Black Sabbath (1963)

Mario Bava is at his day-glo best for this essential Italian horror anthology. This film gives you an eyeful of the walking dead, the gloomy countryside, the menacing city, frightened women, insane men, big blankets of fog, frame compositions that look like paintings and unreal color that jumps off the screen and chews on your living room rug. All three stories here are strong little chillers, but nobody ever looks away from it in fear. It’s too beautiful. You can’t miss Bava’s eerie greens, mysterious purples, fleshy yellows, sensual reds and bizarre blues. Its best freaky visual though is the old dead woman who’s clearly some fake plastic monstrosity created by the special effects crew.
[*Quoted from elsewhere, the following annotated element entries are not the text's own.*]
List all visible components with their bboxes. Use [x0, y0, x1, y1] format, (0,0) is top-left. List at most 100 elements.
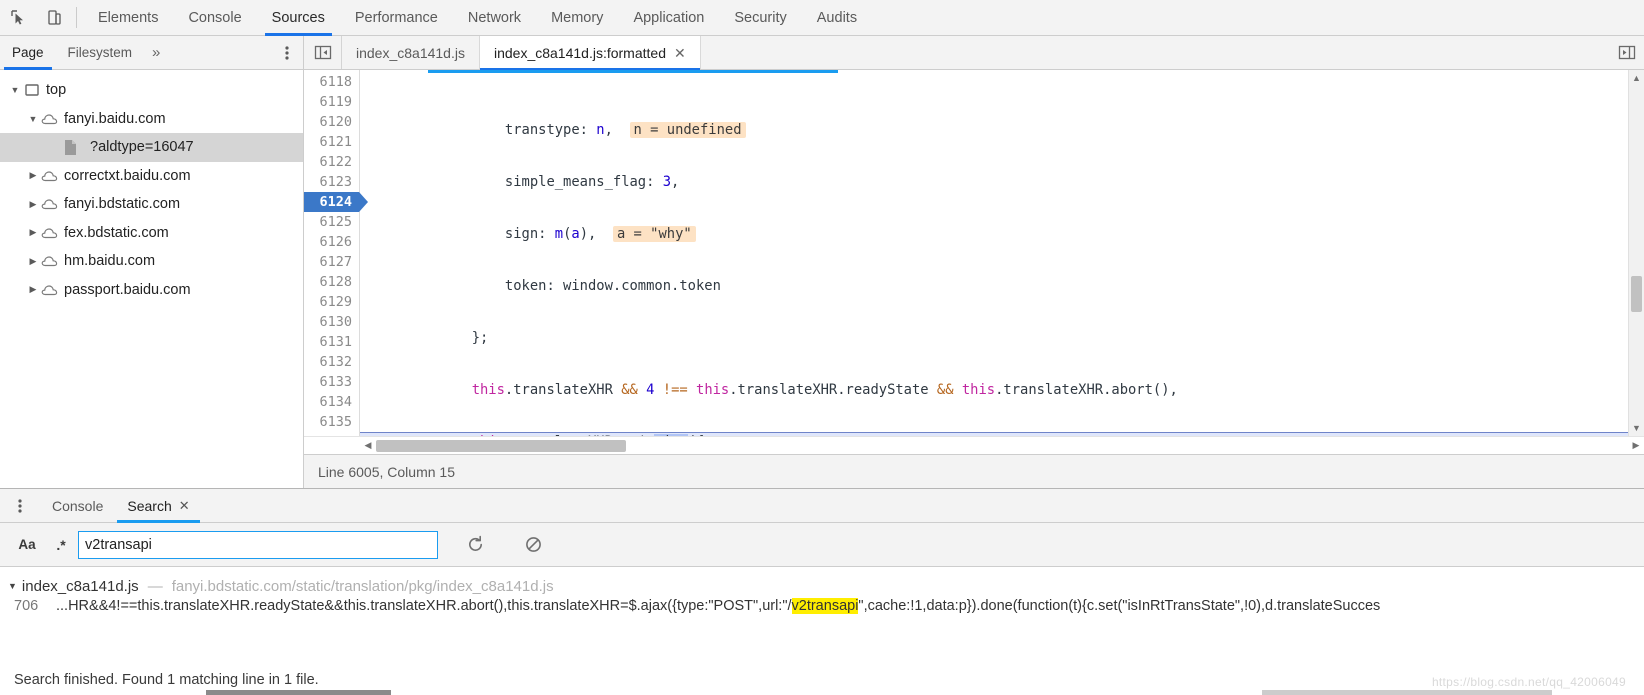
editor-tab-label: index_c8a141d.js: [356, 44, 465, 61]
nav-tab-filesystem[interactable]: Filesystem: [56, 36, 145, 69]
scroll-left-icon[interactable]: ◀: [360, 440, 376, 451]
match-case-toggle[interactable]: Aa: [10, 537, 44, 552]
line-number[interactable]: 6134: [304, 392, 359, 412]
line-number[interactable]: 6125: [304, 212, 359, 232]
twisty-collapsed-icon[interactable]: ▶: [26, 284, 40, 295]
code-editor[interactable]: 6118 6119 6120 6121 6122 6123 6124 6125 …: [304, 70, 1644, 436]
editor-horizontal-scrollbar[interactable]: ◀ ▶: [304, 436, 1644, 454]
line-number[interactable]: 6130: [304, 312, 359, 332]
line-number[interactable]: 6119: [304, 92, 359, 112]
tab-sources[interactable]: Sources: [257, 0, 340, 36]
line-number[interactable]: 6132: [304, 352, 359, 372]
search-result-match[interactable]: 706 ...HR&&4!==this.translateXHR.readySt…: [0, 598, 1644, 624]
drawer-tab-console[interactable]: Console: [40, 489, 115, 522]
line-number[interactable]: 6120: [304, 112, 359, 132]
twisty-collapsed-icon[interactable]: ▶: [26, 227, 40, 238]
search-input[interactable]: [78, 530, 438, 559]
tab-label: Application: [633, 9, 705, 26]
tab-label: Console: [188, 9, 242, 26]
line-number[interactable]: 6133: [304, 372, 359, 392]
refresh-icon[interactable]: [454, 535, 496, 554]
line-number[interactable]: 6122: [304, 152, 359, 172]
twisty-collapsed-icon[interactable]: ▶: [26, 256, 40, 267]
tab-console[interactable]: Console: [173, 0, 256, 35]
cloud-icon: [40, 227, 60, 239]
scrollbar-thumb[interactable]: [1631, 276, 1642, 312]
more-tabs-label: »: [152, 44, 161, 61]
twisty-glyph: ▶: [29, 170, 37, 181]
line-number[interactable]: 6123: [304, 172, 359, 192]
cloud-icon: [40, 255, 60, 267]
tree-item-fanyi-bdstatic-com[interactable]: ▶ fanyi.bdstatic.com: [0, 190, 303, 219]
line-number[interactable]: 6121: [304, 132, 359, 152]
scroll-right-icon[interactable]: ▶: [1628, 440, 1644, 451]
code-line[interactable]: token: window.common.token: [360, 276, 1628, 296]
twisty-glyph: ▶: [29, 198, 37, 209]
twisty-collapsed-icon[interactable]: ▶: [26, 170, 40, 181]
tab-network[interactable]: Network: [453, 0, 536, 35]
editor-tab-index-js-formatted[interactable]: index_c8a141d.js:formatted ✕: [479, 36, 701, 70]
twisty-expanded-icon[interactable]: ▼: [8, 85, 22, 95]
code-content[interactable]: transtype: n, n = undefined simple_means…: [360, 70, 1628, 436]
nav-tab-page[interactable]: Page: [0, 36, 56, 70]
code-line-executing[interactable]: this.translateXHR = $.ajax({: [360, 432, 1628, 436]
drawer-more-options-icon[interactable]: [0, 489, 40, 522]
tree-item-correctxt-baidu-com[interactable]: ▶ correctxt.baidu.com: [0, 162, 303, 191]
twisty-expanded-icon[interactable]: ▼: [8, 581, 17, 591]
tree-item-label: passport.baidu.com: [64, 281, 191, 298]
line-number[interactable]: 6129: [304, 292, 359, 312]
code-line[interactable]: this.translateXHR && 4 !== this.translat…: [360, 380, 1628, 400]
scrollbar-thumb[interactable]: [376, 439, 626, 452]
cursor-position-label: Line 6005, Column 15: [318, 463, 455, 480]
code-line[interactable]: };: [360, 328, 1628, 348]
line-number[interactable]: 6135: [304, 412, 359, 432]
editor-tab-index-js[interactable]: index_c8a141d.js: [342, 36, 480, 69]
line-number[interactable]: 6136: [304, 432, 359, 436]
tree-item-fanyi-baidu-com[interactable]: ▼ fanyi.baidu.com: [0, 105, 303, 134]
twisty-expanded-icon[interactable]: ▼: [26, 114, 40, 124]
tab-label: Memory: [551, 9, 604, 26]
tab-elements[interactable]: Elements: [83, 0, 173, 35]
twisty-collapsed-icon[interactable]: ▶: [26, 199, 40, 210]
result-text-before: ...HR&&4!==this.translateXHR.readyState&…: [56, 598, 792, 614]
line-number[interactable]: 6131: [304, 332, 359, 352]
tree-item-aldtype[interactable]: ?aldtype=16047: [0, 133, 303, 162]
regex-toggle[interactable]: .*: [44, 537, 78, 553]
tree-item-label: correctxt.baidu.com: [64, 167, 191, 184]
editor-more-tabs-icon[interactable]: [1610, 36, 1644, 69]
tab-performance[interactable]: Performance: [340, 0, 453, 35]
clear-icon[interactable]: [512, 535, 554, 554]
tab-audits[interactable]: Audits: [802, 0, 872, 35]
more-tabs-icon[interactable]: »: [144, 36, 168, 69]
drawer-tabbar: Console Search ✕: [0, 489, 1644, 523]
tab-memory[interactable]: Memory: [536, 0, 618, 35]
tree-item-fex-bdstatic-com[interactable]: ▶ fex.bdstatic.com: [0, 219, 303, 248]
drawer-tab-search[interactable]: Search ✕: [115, 489, 201, 523]
tab-security[interactable]: Security: [719, 0, 801, 35]
code-line[interactable]: simple_means_flag: 3,: [360, 172, 1628, 192]
tree-item-label: top: [46, 82, 67, 99]
code-line[interactable]: transtype: n, n = undefined: [360, 120, 1628, 140]
scroll-up-icon[interactable]: ▲: [1629, 70, 1644, 86]
device-toolbar-icon[interactable]: [36, 0, 72, 35]
line-number[interactable]: 6126: [304, 232, 359, 252]
line-number[interactable]: 6127: [304, 252, 359, 272]
scrollbar-track[interactable]: [376, 439, 1628, 453]
tree-item-passport-baidu-com[interactable]: ▶ passport.baidu.com: [0, 276, 303, 305]
result-text-after: ",cache:!1,data:p}).done(function(t){c.s…: [858, 598, 1381, 614]
navigator-more-options-icon[interactable]: [271, 36, 303, 69]
line-number-executing[interactable]: 6124: [304, 192, 368, 212]
show-navigator-icon[interactable]: [304, 36, 342, 69]
inspect-element-icon[interactable]: [0, 0, 36, 35]
tab-application[interactable]: Application: [618, 0, 719, 35]
code-line[interactable]: sign: m(a), a = "why": [360, 224, 1628, 244]
line-number[interactable]: 6128: [304, 272, 359, 292]
scroll-down-icon[interactable]: ▼: [1629, 420, 1644, 436]
tree-item-top[interactable]: ▼ top: [0, 76, 303, 105]
line-number[interactable]: 6118: [304, 72, 359, 92]
close-icon[interactable]: ✕: [674, 46, 686, 60]
search-result-file[interactable]: ▼ index_c8a141d.js — fanyi.bdstatic.com/…: [0, 574, 1644, 598]
tree-item-hm-baidu-com[interactable]: ▶ hm.baidu.com: [0, 247, 303, 276]
editor-vertical-scrollbar[interactable]: ▲ ▼: [1628, 70, 1644, 436]
close-icon[interactable]: ✕: [179, 498, 190, 514]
Most other directors would have merely hired an actress and made her up to look like someone who’s been flatlining for awhile now, but not Bava. He took the crazy man’s route, God bless him, and made her a synthetic post-mortem monster (not even death is truly comforting here) with cartoonish bug-eyes and a mouth open like it could be either screaming or laughing. When this beast rises from the grave, it’s no surprise. We freak out over it anyway, because Bava’s that good. Perfect Halloween viewing here. It even features Boris Karloff, in the middle story, playing an old coot who’s mysteriously disappeared from his family for a few days and who, upon return, may or may not be a Wurdulak. A Wurdulak is Alexey K. Tolstoy’s Russian vampire variation that feeds on loved ones.